Tuesday, March 15, 2016

About a month off!

      We've got about a month now before we leave for New Orleans and then a few days from then we start the trail. I've been mentioning my trip to a few of the patrons of one of the bars I work at. One of the men, a regular who, when I started, called me over to him, squinted his eyes, (as I've found out, he tends to do when he's getting ready to tease you) and asked me where I came from and then advising me I better ought to get to work and stop standing around and talking to people at the bar. Yesterday, I went into work and he called me over, asked me if I had my backpack that day and told me he had gotten me a knife. As I stood there, him explaining all of the specifics of it, how he sharpened it earlier for me, how he's going to see to it that I also have one for self defense since this one is for survival, I realized something that I should have months ago. When I rode the Great Divide trail, I looked forward to all the friendly people going overboard to help you out on the trail when you need it, knowing that it would be the same way on the PCT, however I definitely didn't have to look far this time. Everyone I've told has been extremely supportive, the regulars offering any help and encouragement I could need, even though I've only known them for a few months now. I don't know why it still astounds me when people do something extremely thoughtful.
      So far, the only other supplies I need is food and toiletries which I am slowly gathering, hopefully finishing off the packing once Melissa gets here. It's funny because as people ask me about the trip, become a little more accustomed to hearing about it, they tend to ask what exactly you pack and I'll tell them all the regular things, but also how I really only have one set of clothing. "So, how do you get clean and stuff then?" "Oh, well the thing is. I don't." I usually just explain that I've bought the clothing that doesn't absorb grime and smell as quickly. But really, fat chance of me smelling good on the trail at any point.
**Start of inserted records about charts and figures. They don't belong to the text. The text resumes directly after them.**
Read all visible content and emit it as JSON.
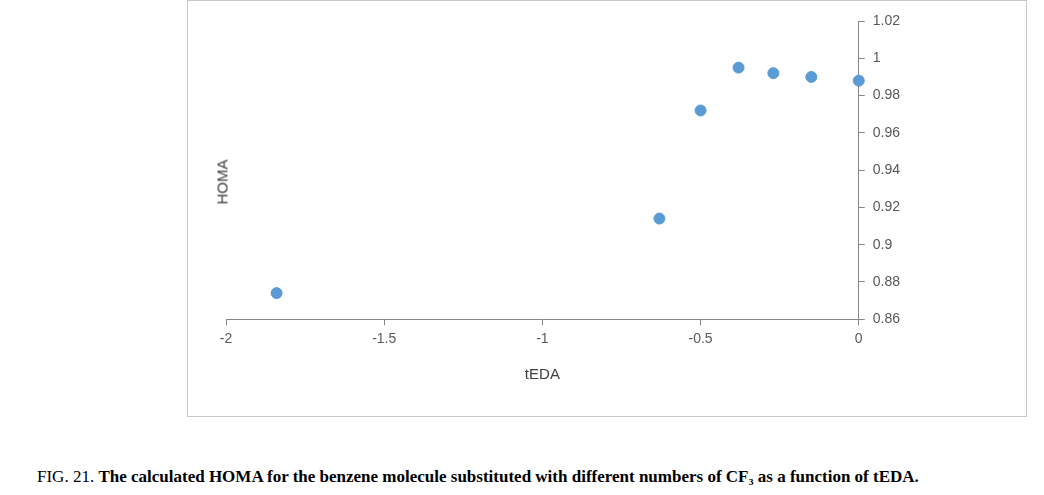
{
  "chart_data": {
    "type": "scatter",
    "x_label": "tEDA",
    "y_label": "HOMA",
    "caption": {
      "label": "FIG. 21.",
      "text": "The calculated HOMA for the benzene molecule substituted with different numbers of CF₃ as a function of tEDA."
    },
    "x": [
      -1.84,
      -0.63,
      -0.5,
      -0.38,
      -0.27,
      -0.15,
      0
    ],
    "values": [
      0.874,
      0.914,
      0.972,
      0.995,
      0.992,
      0.99,
      0.988
    ],
    "color": "#5b9bd5",
    "marker": "circle",
    "xlim": [
      -2,
      0
    ],
    "xticks": [
      -2,
      -1.5,
      -1,
      -0.5,
      0
    ],
    "ylim": [
      0.86,
      1.02
    ],
    "yticks": [
      0.86,
      0.88,
      0.9,
      0.92,
      0.94,
      0.96,
      0.98,
      1,
      1.02
    ],
    "grid": false
  }
}
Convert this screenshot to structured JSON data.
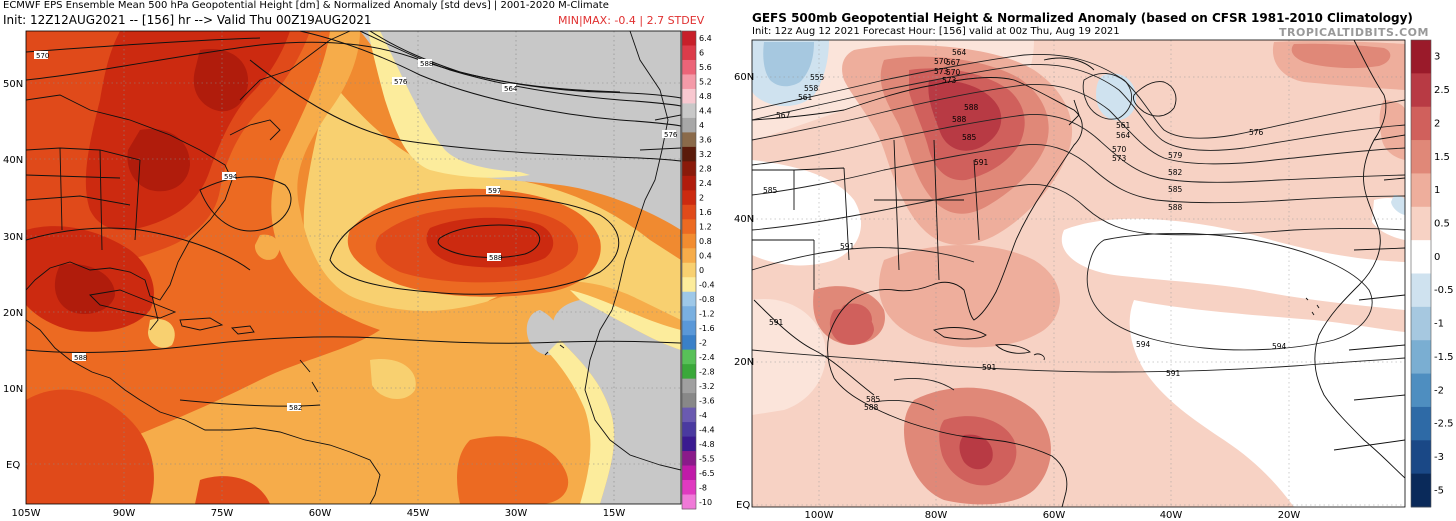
{
  "left": {
    "title": "ECMWF EPS Ensemble Mean 500 hPa Geopotential Height [dm] & Normalized Anomaly [std devs] | 2001-2020 M-Climate",
    "subtitle": "Init: 12Z12AUG2021 -- [156] hr --> Valid Thu 00Z19AUG2021",
    "minmax": "MIN|MAX: -0.4 | 2.7 STDEV",
    "lat_labels": [
      "50N",
      "40N",
      "30N",
      "20N",
      "10N",
      "EQ"
    ],
    "lon_labels": [
      "105W",
      "90W",
      "75W",
      "60W",
      "45W",
      "30W",
      "15W"
    ],
    "contour_labels": [
      "570",
      "576",
      "564",
      "588",
      "594",
      "597",
      "588",
      "588",
      "582",
      "576"
    ],
    "colorbar": {
      "labels": [
        "6.4",
        "6",
        "5.6",
        "5.2",
        "4.8",
        "4.4",
        "4",
        "3.6",
        "3.2",
        "2.8",
        "2.4",
        "2",
        "1.6",
        "1.2",
        "0.8",
        "0.4",
        "0",
        "-0.4",
        "-0.8",
        "-1.2",
        "-1.6",
        "-2",
        "-2.4",
        "-2.8",
        "-3.2",
        "-3.6",
        "-4",
        "-4.4",
        "-4.8",
        "-5.5",
        "-6.5",
        "-8",
        "-10"
      ],
      "colors": [
        "#c8202a",
        "#dc3c4a",
        "#ec6478",
        "#f49aa8",
        "#f8c8d0",
        "#c8c8c8",
        "#a8a8a8",
        "#8a6a4a",
        "#5a1a0a",
        "#8a1a0a",
        "#b01c0c",
        "#cc2a10",
        "#e04a1a",
        "#ec6a22",
        "#f28c30",
        "#f6ac4a",
        "#f8d070",
        "#fcec9c",
        "#9ec8e8",
        "#7ab0e0",
        "#5a98d8",
        "#3a80c8",
        "#58c058",
        "#3aa83a",
        "#a0a0a0",
        "#888888",
        "#6a5ab0",
        "#4a3aa0",
        "#3a1a90",
        "#8a1a8a",
        "#c01aa8",
        "#e03ac0",
        "#f07ad8"
      ]
    }
  },
  "right": {
    "title": "GEFS 500mb Geopotential Height & Normalized Anomaly (based on CFSR 1981-2010 Climatology)",
    "subtitle": "Init: 12z Aug 12 2021   Forecast Hour: [156]   valid at 00z Thu, Aug 19 2021",
    "watermark": "TROPICALTIDBITS.COM",
    "lat_labels": [
      "60N",
      "40N",
      "20N",
      "EQ"
    ],
    "lon_labels": [
      "100W",
      "80W",
      "60W",
      "40W",
      "20W"
    ],
    "contour_labels": [
      "555",
      "558",
      "561",
      "567",
      "564",
      "567",
      "570",
      "573",
      "585",
      "588",
      "591",
      "561",
      "564",
      "570",
      "573",
      "576",
      "579",
      "582",
      "585",
      "588",
      "570",
      "573",
      "591",
      "594",
      "594",
      "591",
      "591",
      "585",
      "588",
      "591",
      "588",
      "585"
    ],
    "colorbar": {
      "labels": [
        "3",
        "2.5",
        "2",
        "1.5",
        "1",
        "0.5",
        "0",
        "-0.5",
        "-1",
        "-1.5",
        "-2",
        "-2.5",
        "-3",
        "-5"
      ],
      "colors": [
        "#9a1a2a",
        "#b83a44",
        "#d0605c",
        "#e08878",
        "#eeae9c",
        "#f7d2c4",
        "#ffffff",
        "#cfe2ef",
        "#a6c8e0",
        "#7aaed2",
        "#4e8ec0",
        "#2e6aa6",
        "#1a4886",
        "#0a2a5a"
      ]
    }
  }
}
On the Great Divide, I would have the opportunity to shower and get my body clean, but then my clothing would still be incredibly gross, but then I would have a point where I could wash my clothes, but I would forgo the shower due to exhaustion and then have lovely soft clothes and dirt smeared all over my arms and legs. I really don't know why that was so hard to coordinate for me, but alas, it was.
      Anyways, I just wanted to write a quick post, give a shout out to the people who got excited with me, gifted the things they felt would help me out and also the ones who got mad at me when I told them I would be leaving them in such a short amount of time. Those of you who have gotten to know me personally understand that most of the time people don't thrill me (interesting me more in a observational way than personal), but I really have started loving meeting all of the people I have.
I'm also going to miss you, daily beers. 

Friday, January 15, 2016

My Darling, My Pet

And it is done. I got so excited that I packed my bag with all the gear I had so far and right now, halfway packed, I'm terrified of carrying that hulking thing over 2000 miles. What the hell am I thinking? Since I've gotten the bag, I tend to try it on every day, carrying it around the house as I do my daily chores. If I walk outside with it to let the dogs out, that's usually when the neighbors decide to come out of their homes, do a double take of the large red monster on my back. I smile, wave and scurry back inside, chuckle at the rumors our household must provoke. 
I have my clothes and gear. What I seem to be missing is the most important items. Food and money. Right now, I have two jobs trying to bring in as much as possible, but it seems the more jobs I have, the less money I'm making. So, I suppose after these next couple of months, I'll continue to work as much as possible and hoard. I've started looking at writing competitions, fiction and poetry that give out cash prizes. Not only would that be amazing to start publishing my work, It would also help out my trip savings account.